Published: 12:17, 06 December 2018
| Updated: 12:31, 06 December 2018
Imagine missing a loved one's final moments because you can't find a parking space.
For Lauraine Griffiths, the tragic scenario is a reality, and she doesn't think she's the only one.
Sharing her story, Miss Griffiths said: "At the very end I know she would've been frightened and I wasn't there, I couldn't get to her."
Phyl Griffiths had been in Tunbridge Wells Hospital, Pembury, when her daughter received a call from her consultant to say she had suffered a suspected heart attack and was in distress.
The 56-year-old said: "I knew absolutely that she would want me there because if I could've been by her side 24/7 in her last years that's what she would've had.

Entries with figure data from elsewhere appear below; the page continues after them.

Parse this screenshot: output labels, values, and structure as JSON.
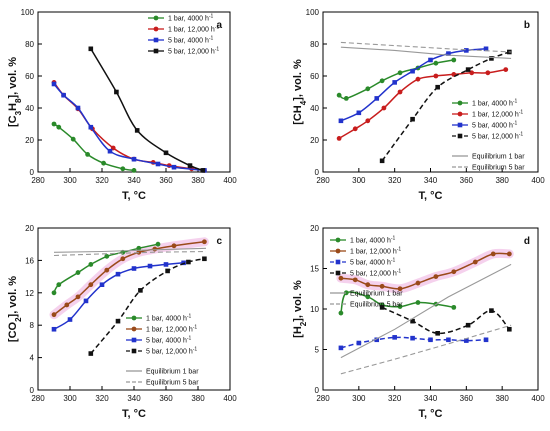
{
  "chart_data": [
    {
      "id": "a",
      "type": "scatter",
      "panel_label": "a",
      "xlabel": "T, °C",
      "ylabel_main": "[C",
      "ylabel_sub1": "3",
      "ylabel_mid": "H",
      "ylabel_sub2": "8",
      "ylabel_tail": "], vol. %",
      "xlim": [
        280,
        400
      ],
      "ylim": [
        0,
        100
      ],
      "xticks": [
        "280",
        "300",
        "320",
        "340",
        "360",
        "380",
        "400"
      ],
      "yticks": [
        "0",
        "20",
        "40",
        "60",
        "80",
        "100"
      ],
      "legend_position": "top-right",
      "series": [
        {
          "name": "1 bar, 4000 h",
          "sup": "-1",
          "color": "#2a8a2a",
          "marker": "circle",
          "style": "solid",
          "points": [
            [
              290,
              30
            ],
            [
              293,
              28
            ],
            [
              302,
              20.5
            ],
            [
              311,
              11
            ],
            [
              321,
              5.5
            ],
            [
              333,
              2
            ],
            [
              340,
              1
            ]
          ]
        },
        {
          "name": "1 bar, 12,000 h",
          "sup": "-1",
          "color": "#c81d1d",
          "marker": "circle",
          "style": "solid",
          "points": [
            [
              290,
              56
            ],
            [
              296,
              48
            ],
            [
              305,
              39.5
            ],
            [
              314,
              27
            ],
            [
              327,
              15
            ],
            [
              340,
              8
            ],
            [
              352,
              6
            ],
            [
              362,
              4
            ],
            [
              376,
              2
            ],
            [
              384,
              1
            ]
          ]
        },
        {
          "name": "5 bar, 4000 h",
          "sup": "-1",
          "color": "#2233cc",
          "marker": "square",
          "style": "solid",
          "points": [
            [
              290,
              55
            ],
            [
              296,
              48
            ],
            [
              305,
              40
            ],
            [
              313,
              28
            ],
            [
              325,
              13
            ],
            [
              340,
              8
            ],
            [
              355,
              5
            ],
            [
              365,
              3
            ],
            [
              384,
              1
            ]
          ]
        },
        {
          "name": "5 bar, 12,000 h",
          "sup": "-1",
          "color": "#111111",
          "marker": "square",
          "style": "solid",
          "points": [
            [
              313,
              77
            ],
            [
              329,
              50
            ],
            [
              342,
              26
            ],
            [
              360,
              12
            ],
            [
              375,
              4
            ],
            [
              383,
              1
            ]
          ]
        }
      ]
    },
    {
      "id": "b",
      "type": "scatter",
      "panel_label": "b",
      "xlabel": "T, °C",
      "ylabel_main": "[CH",
      "ylabel_sub1": "4",
      "ylabel_tail": "], vol. %",
      "xlim": [
        280,
        400
      ],
      "ylim": [
        0,
        100
      ],
      "xticks": [
        "280",
        "300",
        "320",
        "340",
        "360",
        "380",
        "400"
      ],
      "yticks": [
        "0",
        "20",
        "40",
        "60",
        "80",
        "100"
      ],
      "legend_position": "center-right",
      "series": [
        {
          "name": "1 bar, 4000 h",
          "sup": "-1",
          "color": "#2a8a2a",
          "marker": "circle",
          "style": "solid",
          "points": [
            [
              289,
              48
            ],
            [
              293,
              46
            ],
            [
              305,
              52
            ],
            [
              313,
              57
            ],
            [
              323,
              62
            ],
            [
              333,
              65
            ],
            [
              343,
              68
            ],
            [
              353,
              70
            ]
          ]
        },
        {
          "name": "1 bar, 12,000 h",
          "sup": "-1",
          "color": "#c81d1d",
          "marker": "circle",
          "style": "solid",
          "points": [
            [
              289,
              21
            ],
            [
              298,
              27
            ],
            [
              305,
              32
            ],
            [
              314,
              40
            ],
            [
              323,
              50
            ],
            [
              333,
              58
            ],
            [
              343,
              60
            ],
            [
              353,
              61
            ],
            [
              363,
              62
            ],
            [
              372,
              62
            ],
            [
              382,
              64
            ]
          ]
        },
        {
          "name": "5 bar, 4000 h",
          "sup": "-1",
          "color": "#2233cc",
          "marker": "square",
          "style": "solid",
          "points": [
            [
              290,
              32
            ],
            [
              300,
              37
            ],
            [
              310,
              46
            ],
            [
              320,
              56
            ],
            [
              330,
              63
            ],
            [
              340,
              70
            ],
            [
              350,
              74
            ],
            [
              360,
              76
            ],
            [
              371,
              77
            ]
          ]
        },
        {
          "name": "5 bar, 12,000 h",
          "sup": "-1",
          "color": "#111111",
          "marker": "square",
          "style": "dashed",
          "points": [
            [
              313,
              7
            ],
            [
              330,
              33
            ],
            [
              344,
              53
            ],
            [
              361,
              64
            ],
            [
              374,
              71
            ],
            [
              384,
              75
            ]
          ]
        },
        {
          "name": "Equilibrium 1 bar",
          "color": "#999999",
          "marker": "none",
          "style": "solid",
          "points": [
            [
              290,
              78
            ],
            [
              320,
              76
            ],
            [
              350,
              73
            ],
            [
              385,
              71
            ]
          ]
        },
        {
          "name": "Equilibrium 5 bar",
          "color": "#999999",
          "marker": "none",
          "style": "dashed",
          "points": [
            [
              290,
              81
            ],
            [
              320,
              79
            ],
            [
              350,
              77
            ],
            [
              385,
              75
            ]
          ]
        }
      ]
    },
    {
      "id": "c",
      "type": "scatter",
      "panel_label": "c",
      "xlabel": "T, °C",
      "ylabel_main": "[CO",
      "ylabel_sub1": "2",
      "ylabel_tail": "], vol. %",
      "xlim": [
        280,
        400
      ],
      "ylim": [
        0,
        20
      ],
      "xticks": [
        "280",
        "300",
        "320",
        "340",
        "360",
        "380",
        "400"
      ],
      "yticks": [
        "0",
        "4",
        "8",
        "12",
        "16",
        "20"
      ],
      "legend_position": "center-right",
      "series": [
        {
          "name": "1 bar, 4000 h",
          "sup": "-1",
          "color": "#2a8a2a",
          "marker": "circle",
          "style": "solid",
          "points": [
            [
              290,
              12
            ],
            [
              293,
              13
            ],
            [
              305,
              14.5
            ],
            [
              313,
              15.5
            ],
            [
              323,
              16.5
            ],
            [
              333,
              17
            ],
            [
              343,
              17.5
            ],
            [
              355,
              18
            ]
          ]
        },
        {
          "name": "1 bar, 12,000 h",
          "sup": "-1",
          "color": "#9a4a1a",
          "marker": "circle",
          "style": "solid",
          "points": [
            [
              290,
              9.3
            ],
            [
              298,
              10.5
            ],
            [
              305,
              11.5
            ],
            [
              313,
              13
            ],
            [
              323,
              14.8
            ],
            [
              333,
              16.2
            ],
            [
              343,
              17
            ],
            [
              353,
              17.4
            ],
            [
              365,
              17.8
            ],
            [
              384,
              18.3
            ]
          ]
        },
        {
          "name": "5 bar, 4000 h",
          "sup": "-1",
          "color": "#2233cc",
          "marker": "square",
          "style": "solid",
          "points": [
            [
              290,
              7.5
            ],
            [
              300,
              8.7
            ],
            [
              310,
              11
            ],
            [
              320,
              13
            ],
            [
              330,
              14.3
            ],
            [
              340,
              15
            ],
            [
              350,
              15.3
            ],
            [
              360,
              15.5
            ],
            [
              371,
              15.7
            ]
          ]
        },
        {
          "name": "5 bar, 12,000 h",
          "sup": "-1",
          "color": "#111111",
          "marker": "square",
          "style": "dashed",
          "points": [
            [
              313,
              4.5
            ],
            [
              330,
              8.5
            ],
            [
              344,
              12.3
            ],
            [
              361,
              14.7
            ],
            [
              374,
              15.8
            ],
            [
              384,
              16.2
            ]
          ]
        },
        {
          "name": "Equilibrium 1 bar",
          "color": "#999999",
          "marker": "none",
          "style": "solid",
          "points": [
            [
              290,
              17
            ],
            [
              320,
              17.1
            ],
            [
              350,
              17.3
            ],
            [
              385,
              17.5
            ]
          ]
        },
        {
          "name": "Equilibrium 5 bar",
          "color": "#999999",
          "marker": "none",
          "style": "dashed",
          "points": [
            [
              290,
              16.6
            ],
            [
              320,
              16.8
            ],
            [
              350,
              17
            ],
            [
              385,
              17.1
            ]
          ]
        }
      ]
    },
    {
      "id": "d",
      "type": "scatter",
      "panel_label": "d",
      "xlabel": "T, °C",
      "ylabel_main": "[H",
      "ylabel_sub1": "2",
      "ylabel_tail": "], vol. %",
      "xlim": [
        280,
        400
      ],
      "ylim": [
        0,
        20
      ],
      "xticks": [
        "280",
        "300",
        "320",
        "340",
        "360",
        "380",
        "400"
      ],
      "yticks": [
        "0",
        "5",
        "10",
        "15",
        "20"
      ],
      "legend_position": "top-left",
      "series": [
        {
          "name": "1 bar, 4000 h",
          "sup": "-1",
          "color": "#2a8a2a",
          "marker": "circle",
          "style": "solid",
          "points": [
            [
              290,
              9.5
            ],
            [
              293,
              12
            ],
            [
              305,
              11.5
            ],
            [
              313,
              10.5
            ],
            [
              323,
              10.3
            ],
            [
              333,
              10.8
            ],
            [
              343,
              10.6
            ],
            [
              353,
              10.2
            ]
          ]
        },
        {
          "name": "1 bar, 12,000 h",
          "sup": "-1",
          "color": "#9a4a1a",
          "marker": "circle",
          "style": "solid",
          "points": [
            [
              290,
              13.8
            ],
            [
              298,
              13.6
            ],
            [
              305,
              13
            ],
            [
              313,
              12.8
            ],
            [
              323,
              12.5
            ],
            [
              333,
              13.2
            ],
            [
              343,
              14
            ],
            [
              353,
              14.6
            ],
            [
              365,
              15.8
            ],
            [
              375,
              16.8
            ],
            [
              384,
              16.8
            ]
          ]
        },
        {
          "name": "5 bar, 4000 h",
          "sup": "-1",
          "color": "#2233cc",
          "marker": "square",
          "style": "dashed",
          "points": [
            [
              290,
              5.2
            ],
            [
              300,
              5.8
            ],
            [
              310,
              6.2
            ],
            [
              320,
              6.5
            ],
            [
              330,
              6.4
            ],
            [
              340,
              6.2
            ],
            [
              350,
              6.2
            ],
            [
              360,
              6.1
            ],
            [
              371,
              6.2
            ]
          ]
        },
        {
          "name": "5 bar, 12,000 h",
          "sup": "-1",
          "color": "#111111",
          "marker": "square",
          "style": "dashed",
          "points": [
            [
              313,
              10.2
            ],
            [
              330,
              8.5
            ],
            [
              344,
              7
            ],
            [
              361,
              8
            ],
            [
              374,
              9.8
            ],
            [
              384,
              7.5
            ]
          ]
        },
        {
          "name": "Equilibrium 1 bar",
          "color": "#999999",
          "marker": "none",
          "style": "solid",
          "points": [
            [
              290,
              4
            ],
            [
              320,
              7.5
            ],
            [
              350,
              11.5
            ],
            [
              385,
              15.5
            ]
          ]
        },
        {
          "name": "Equilibrium 5 bar",
          "color": "#999999",
          "marker": "none",
          "style": "dashed",
          "points": [
            [
              290,
              2
            ],
            [
              320,
              3.8
            ],
            [
              350,
              5.7
            ],
            [
              385,
              8
            ]
          ]
        }
      ]
    }
  ]
}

"At that time I lived on Powder Mill Lane, less than a mile from the hospital, the traffic was absolutely appalling, I just couldn't get to the hospital to start with.
"When I got there my heart was in my mouth, because I knew in my heart she was going and I was driving around, there was absolutely nowhere to park."
Miss Griffiths says she spent between 15 and 20 minutes searching for a parking space.
She continued: "With the benefit of hindsight I should have just abandoned the car somewhere, but you don't like do that at the hospital because you never know who or what you might be in the way of.
"I would've gone in a disabled space, even though I'm not disabled, but there wasn't even one of those free. If there had been a spare staff space I would've gone there, but there wasn't.
"Eventually I managed to park but I can't remember which area of the hospital it was, I raced to the ward, but by the time I'd got there she'd gone.
"I was so upset. We'd been together through so much."
The 512-bed Tunbridge Wells Hospital opened in 2011 at a cost of £220million.
It offers 447 spaces for visitors and 818 for its staff, of which there around 2000.
Miss Griffiths branded parking at the hospital in Tonbridge Road as "shameful."
She said: "I'd been to the hospital a number of times with mum and it was always difficult.
"Nobody else should be in this position, they were short sighted when the built the place and they need to do something about, because I'm sure I'm not the only one."
Seven months on from her her mother's death Miss Griffiths says she has had no contact from the hospital's trust.
Maidstone and Tunbridge Wells NHS Trust has, however, provided a statement to the press.
It reads: "We are extremely sorry that the family was not able to be with the patient at a very sad and difficult time.
"While no words can adequately address their loss, our heartfelt and deepest sympathies are extended to the family and we very much wish the circumstances could have been different."
The trust said it is putting together plans on expanding one of its car parks, but the number of proposed new spaces is currently unknown.
Phyl Griffiths was described as the "life and soul of the party" by her daughter.
She had a life membership at Tunbridge Wells Operatic and Drama Society and sat on its board of directors, as well as treading the boards.
Miss Griffiths said: "She was my world.
"She retired at the age of 72 and became ill from then on with various things but prior to that she ran two businesses.
"She was lively and vibrant and so beautiful.
"We were lucky to have each other and i have some fantastic memories of her she was a very special lady."